In the S-1 filing for its recent blockbuster IPO, Snap, the company behind Snapchat, referred to itself as a "camera company".
Its first camera product, the "Spectacles", is a pair of brightly colored glasses with an embedded camera that records 10-second videos and uploads them to Snapchat.
Spectacles were initially given to celebrities and sold through "bots" - vending machines positioned in locations not advertised ahead of time. Then, on February 20th, spectacles became available to purchase online.
Using our panel of over 3 million credit and debit cards, we looked at sales in the month following general online availability to measure traction in the market:
Looking at daily sales as a percentage of sales-to-date, more than half of all Spectacles revenue came within the first three days from the start of online sales, so while early adopter demand was high, the rest of us haven't exactly been banging down the door to buy Spectacles.

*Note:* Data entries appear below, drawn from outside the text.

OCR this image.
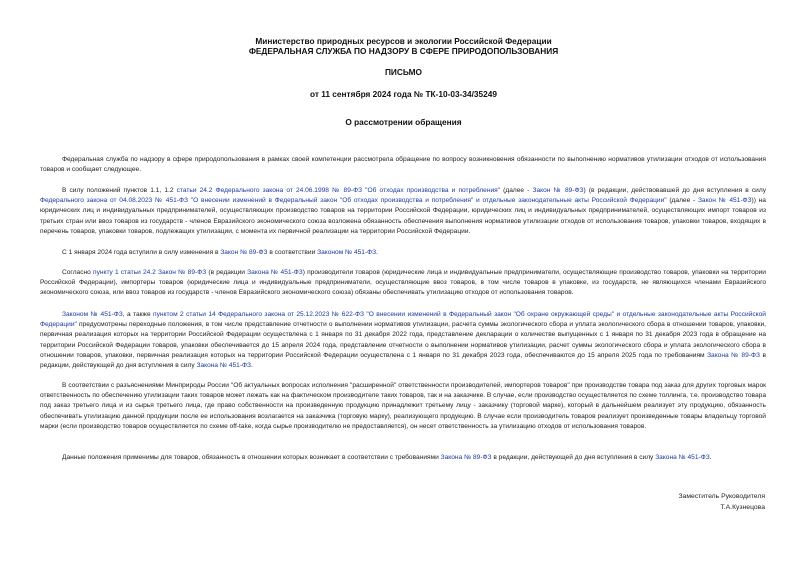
Министерство природных ресурсов и экологии Российской Федерации
ФЕДЕРАЛЬНАЯ СЛУЖБА ПО НАДЗОРУ В СФЕРЕ ПРИРОДОПОЛЬЗОВАНИЯ
ПИСЬМО
от 11 сентября 2024 года № ТК-10-03-34/35249
О рассмотрении обращения
Федеральная служба по надзору в сфере природопользования в рамках своей компетенции рассмотрела обращение по вопросу возникновения обязанности по выполнению нормативов утилизации отходов от использования товаров и сообщает следующее.
В силу положений пунктов 1.1, 1.2 статьи 24.2 Федерального закона от 24.06.1998 № 89-ФЗ "Об отходах производства и потребления" (далее - Закон № 89-ФЗ) (в редакции, действовавшей до дня вступления в силу Федерального закона от 04.08.2023 № 451-ФЗ "О внесении изменений в Федеральный закон "Об отходах производства и потребления" и отдельные законодательные акты Российской Федерации" (далее - Закон № 451-ФЗ)) на юридических лиц и индивидуальных предпринимателей, осуществляющих производство товаров на территории Российской Федерации, юридических лиц и индивидуальных предпринимателей, осуществляющих импорт товаров из третьих стран или ввоз товаров из государств - членов Евразийского экономического союза возложена обязанность обеспечения выполнения нормативов утилизации отходов от использования товаров, упаковки товаров, входящих в перечень товаров, упаковки товаров, подлежащих утилизации, с момента их первичной реализации на территории Российской Федерации.
С 1 января 2024 года вступили в силу изменения в Закон № 89-ФЗ в соответствии Законом № 451-ФЗ.
Согласно пункту 1 статьи 24.2 Закон № 89-ФЗ (в редакции Закона № 451-ФЗ) производители товаров (юридические лица и индивидуальные предприниматели, осуществляющие производство товаров, упаковки на территории Российской Федерации), импортеры товаров (юридические лица и индивидуальные предприниматели, осуществляющие ввоз товаров, в том числе товаров в упаковке, из государств, не являющихся членами Евразийского экономического союза, или ввоз товаров из государств - членов Евразийского экономического союза) обязаны обеспечивать утилизацию отходов от использования товаров.
Законом № 451-ФЗ, а также пунктом 2 статьи 14 Федерального закона от 25.12.2023 № 622-ФЗ "О внесении изменений в Федеральный закон "Об охране окружающей среды" и отдельные законодательные акты Российской Федерации" предусмотрены переходные положения, в том числе представление отчетности о выполнении нормативов утилизации, расчета суммы экологического сбора и уплата экологического сбора в отношении товаров, упаковки, первичная реализация которых на территории Российской Федерации осуществлена с 1 января по 31 декабря 2022 года, представление декларации о количестве выпущенных с 1 января по 31 декабря 2023 года в обращение на территории Российской Федерации товаров, упаковки обеспечивается до 15 апреля 2024 года, представление отчетности о выполнении нормативов утилизации, расчет суммы экологического сбора и уплата экологического сбора в отношении товаров, упаковки, первичная реализация которых на территории Российской Федерации осуществлена с 1 января по 31 декабря 2023 года, обеспечиваются до 15 апреля 2025 года по требованиям Закона № 89-ФЗ в редакции, действующей до дня вступления в силу Закона № 451-ФЗ.
В соответствии с разъяснениями Минприроды России "Об актуальных вопросах исполнения "расширенной" ответственности производителей, импортеров товаров" при производстве товара под заказ для других торговых марок ответственность по обеспечению утилизации таких товаров может лежать как на фактическом производителе таких товаров, так и на заказчике. В случае, если производство осуществляется по схеме толлинга, т.е. производство товара под заказ третьего лица и из сырья третьего лица, где право собственности на произведенную продукцию принадлежит третьему лицу - заказчику (торговой марке), который в дальнейшем реализует эту продукцию, обязанность обеспечивать утилизацию данной продукции после ее использования возлагается на заказчика (торговую марку), реализующего продукцию. В случае если производитель товаров реализует произведенные товары владельцу торговой марки (если производство товаров осуществляется по схеме off-take, когда сырье производителю не предоставляется), он несет ответственность за утилизацию отходов от использования товаров.
Данные положения применимы для товаров, обязанность в отношении которых возникает в соответствии с требованиями Закона № 89-ФЗ в редакции, действующей до дня вступления в силу Закона № 451-ФЗ.
Заместитель Руководителя
Т.А.Кузнецова
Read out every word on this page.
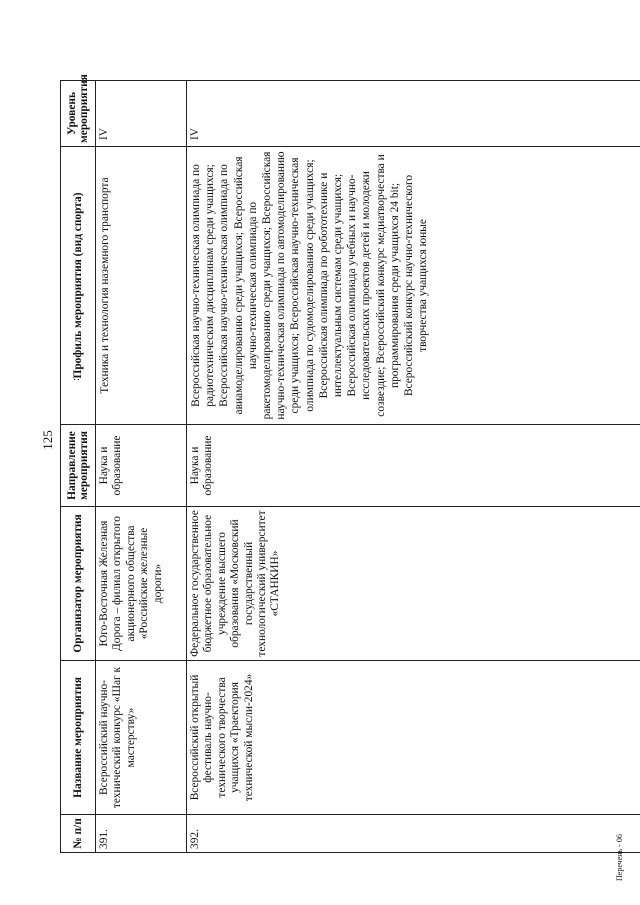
125
:
№ п/п	Название мероприятия	Организатор мероприятия	Направление мероприятия	Профиль мероприятия (вид спорта)	Уровень мероприятия
391.	Всероссийский научно-технический конкурс «Шаг к мастерству»	Юго-Восточная Железная Дорога – филиал открытого акционерного общества «Российские железные дороги»	Наука и образование	Техника и технология наземного транспорта	IV
392.	Всероссийский открытый фестиваль научно-технического творчества учащихся «Траектория технической мысли-2024»	Федеральное государственное бюджетное образовательное учреждение высшего образования «Московский государственный технологический университет «СТАНКИН»	Наука и образование	Всероссийская научно-техническая олимпиада по радиотехническим дисциплинам среди учащихся; Всероссийская научно-техническая олимпиада по авиамоделированию среди учащихся; Всероссийская научно-техническая олимпиада по ракетомоделированию среди учащихся; Всероссийская научно-техническая олимпиада по автомоделированию среди учащихся; Всероссийская научно-техническая олимпиада по судомоделированию среди учащихся; Всероссийская олимпиада по робототехнике и интеллектуальным системам среди учащихся; Всероссийская олимпиада учебных и научно-исследовательских проектов детей и молодежи созвездие; Всероссийский конкурс медиатворчества и программирования среди учащихся 24 bit; Всероссийский конкурс научно-технического творчества учащихся юные	IV
Перечень - 06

To put these numbers in perspective, we decided to compare Spectacles to Tinder, a company targeting a similar demographic and with, as it turns out, surprisingly comparable revenue. As the chart below shows, Spectacles brought in almost an identical amount of revenue in their first month as Tinder did during the same time range, with about 13% of paying Tinder users also buying Spectacles.
Tinder is a single division within IAC, a $5 billion company, while Snap is currently valued at about 5 times that.
So...is Spectacles adoption just getting started or have they already peaked?